If fungus is present in your lawn, it will present itself in circular, irregular patterns of damage. It will have a clear dead zone where the fungus has fed and a lighter yellow/brown ring around the outskirts where the fungus is spreading.
Be proactive; be on the lookout for damp shaded areas that hold more moisture than other parts of your lawn. These areas may or may not have excessive thatch or other dead organic material. If you have areas that match this description, it is time to treat your lawn. As these pose the greatest threat of an outbreak.
A good rule of thumb is that by the time your azaleas are showing color, you should be able to see very clearly if your lawn has a fungus.
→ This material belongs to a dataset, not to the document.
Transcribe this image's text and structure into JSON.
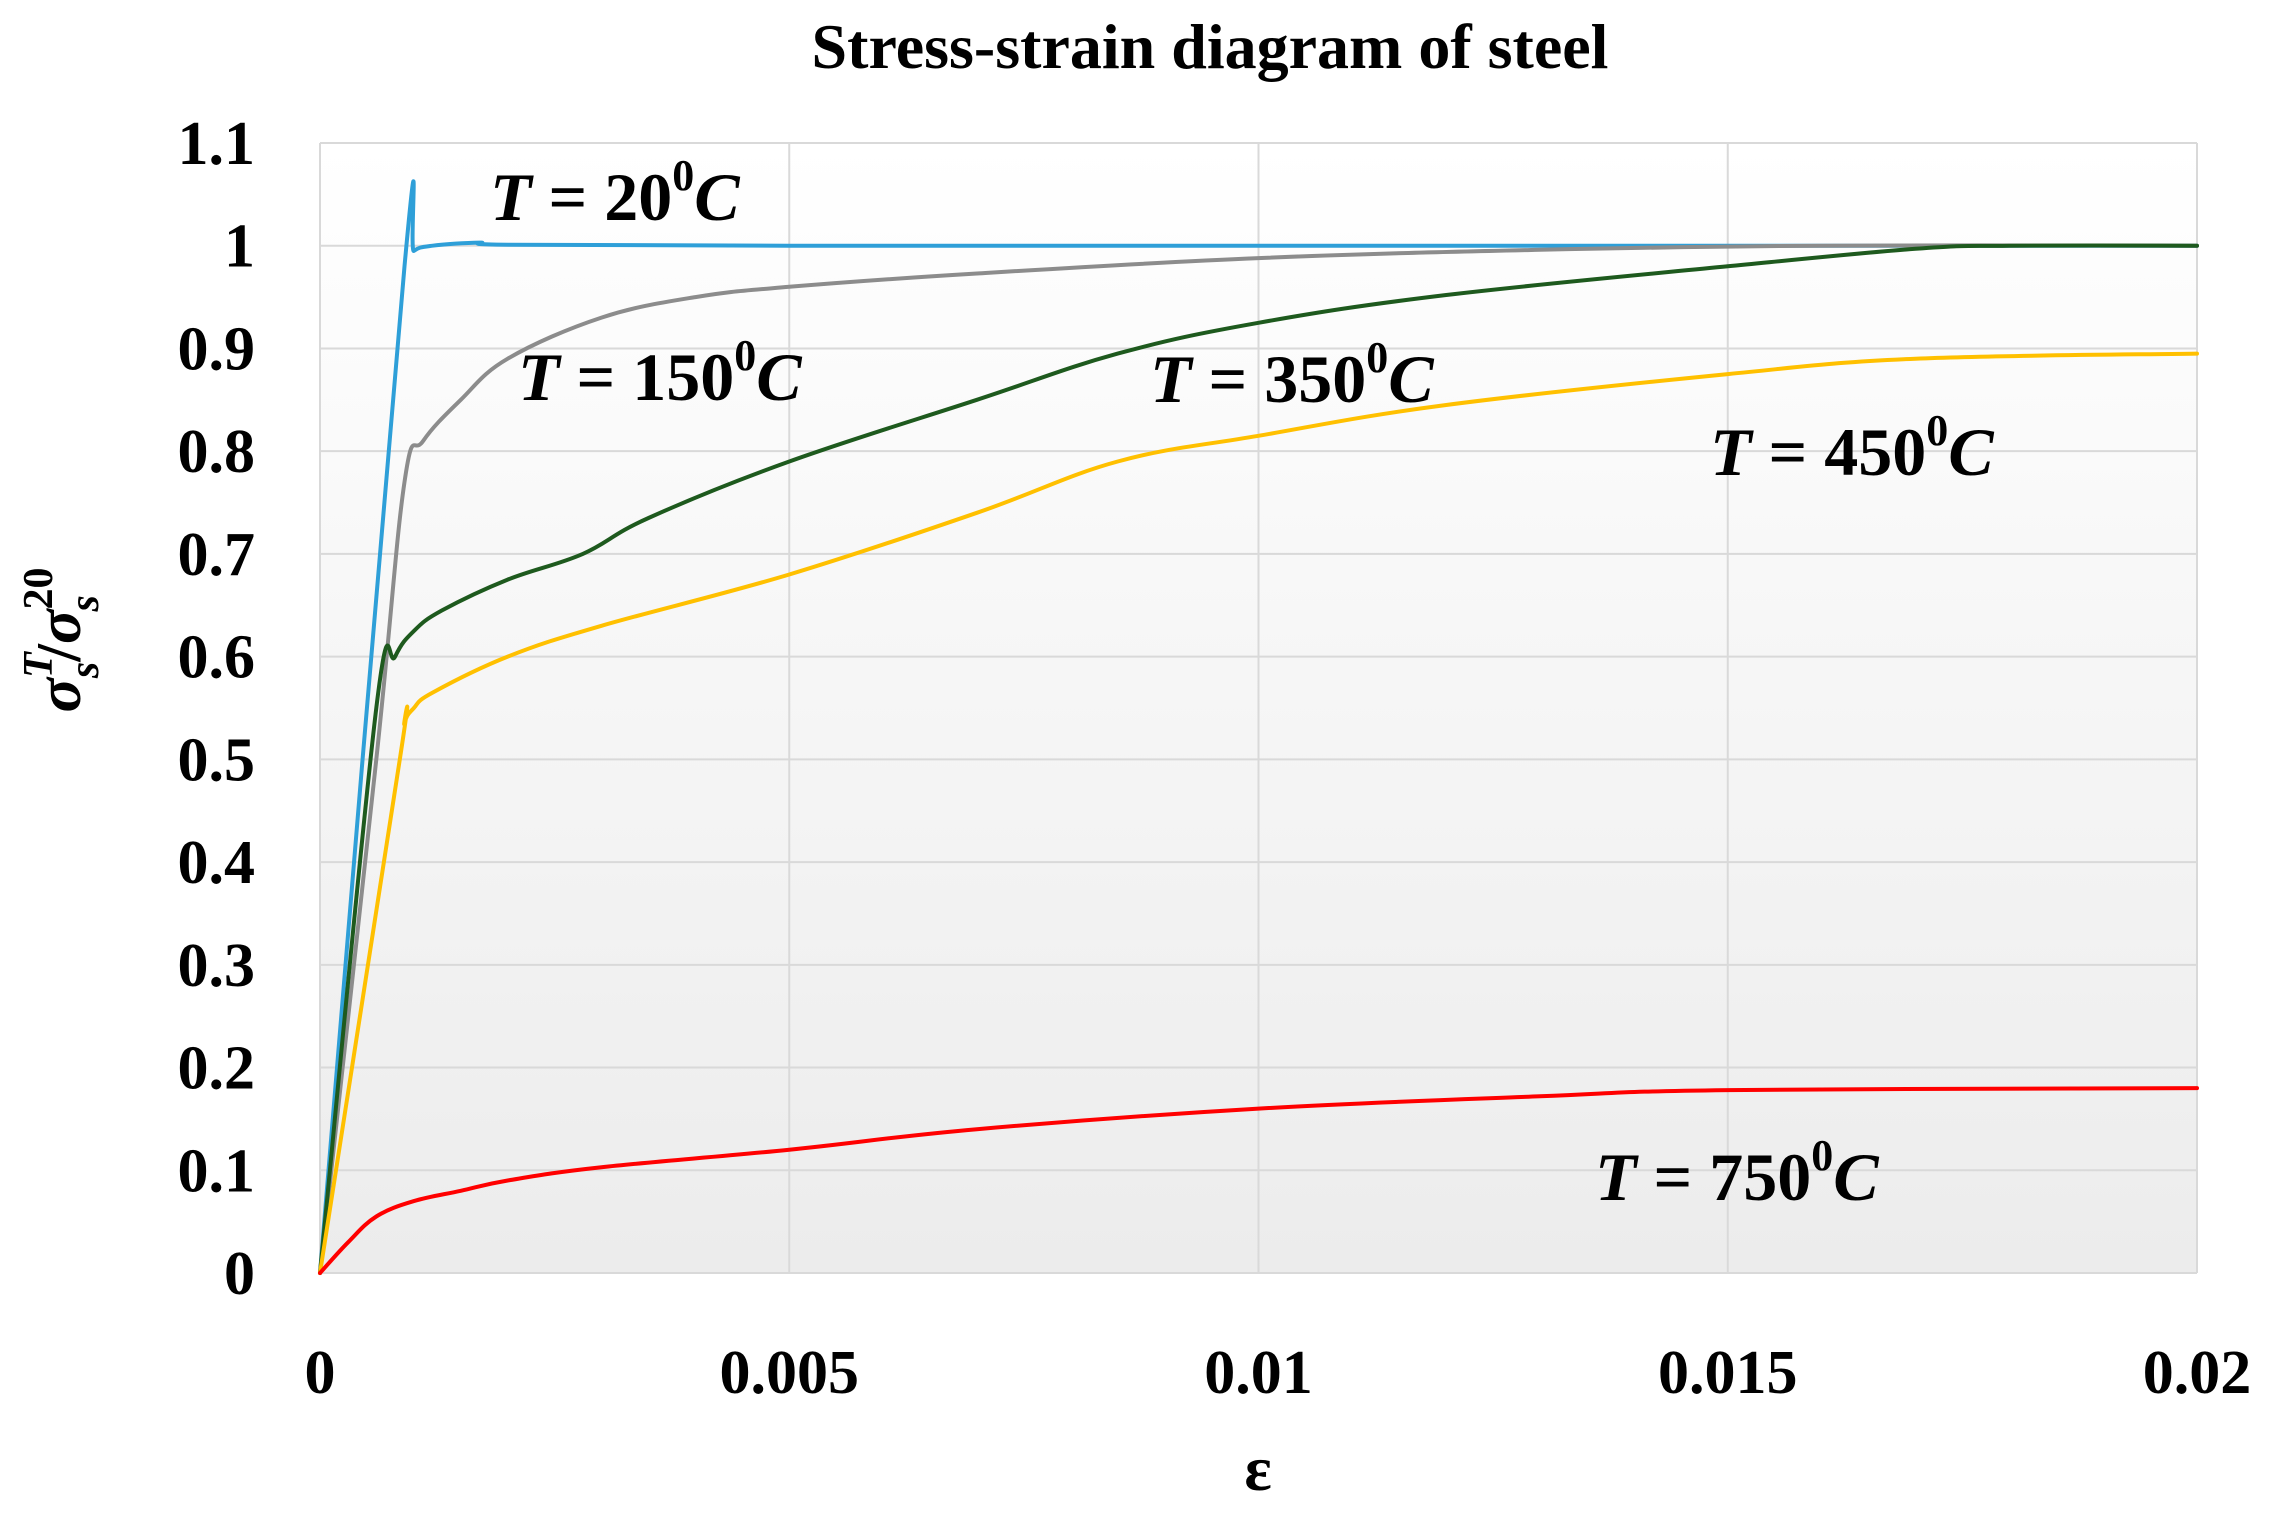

How to Treat and Prevent Fungus Outbreaks…
The best way to treat Fungus is to be proactive and treat at the first sign of damp lawn areas and not after the fungus has taken hold. This can be done with a simple application of a systemic fungicide..
A few recommended options are listed below, one liquid hose end, one tank mix, and one granular. With fungicide, you get what you pay for, but some action is always better than none!
If you already have fungus, stop what you are doing and go purchase a topical fungicide and treat the area immediately; be sure not to mow over that area or walk on it. Each area may take several treatments.
Some fungicides function as both preventative and curative, with large application rates for curative treatments. Once the outbreak is controlled, place a fungicide that attacks the roots (systemic) on a schedule to help further outbreaks.
Be sure to check your lawn and treat for fungus prior to any fertilizing/feeding this spring. Most fertilizers contain Nitrogen, which fungus love. If you feed your lawn prior to putting a fungicide down and you have a fungus, that fungus will expand exponentially, which will be disastrous for your lawn.
Armed with this new knowledge, go check your lawn, treat the problem areas or potential at-risk areas, and get to spending more time enjoying your lawn instead of working on it.
A WORD OF CAUTION FOR NEWLY SODDED LAWNS
A pre-emergent contains a chemical that prevents a weed from putting down roots. Because it is a root inhibitor, it can also negatively affect your new lawn, which is trying to establish itself by putting down roots.
If you successfully killed and removed your old lawn, including all the weeds in it, your newly sodded lawn should have relatively few weeds. It is suggested that you hand pick weeds out of your newly sodded lawn for the first season.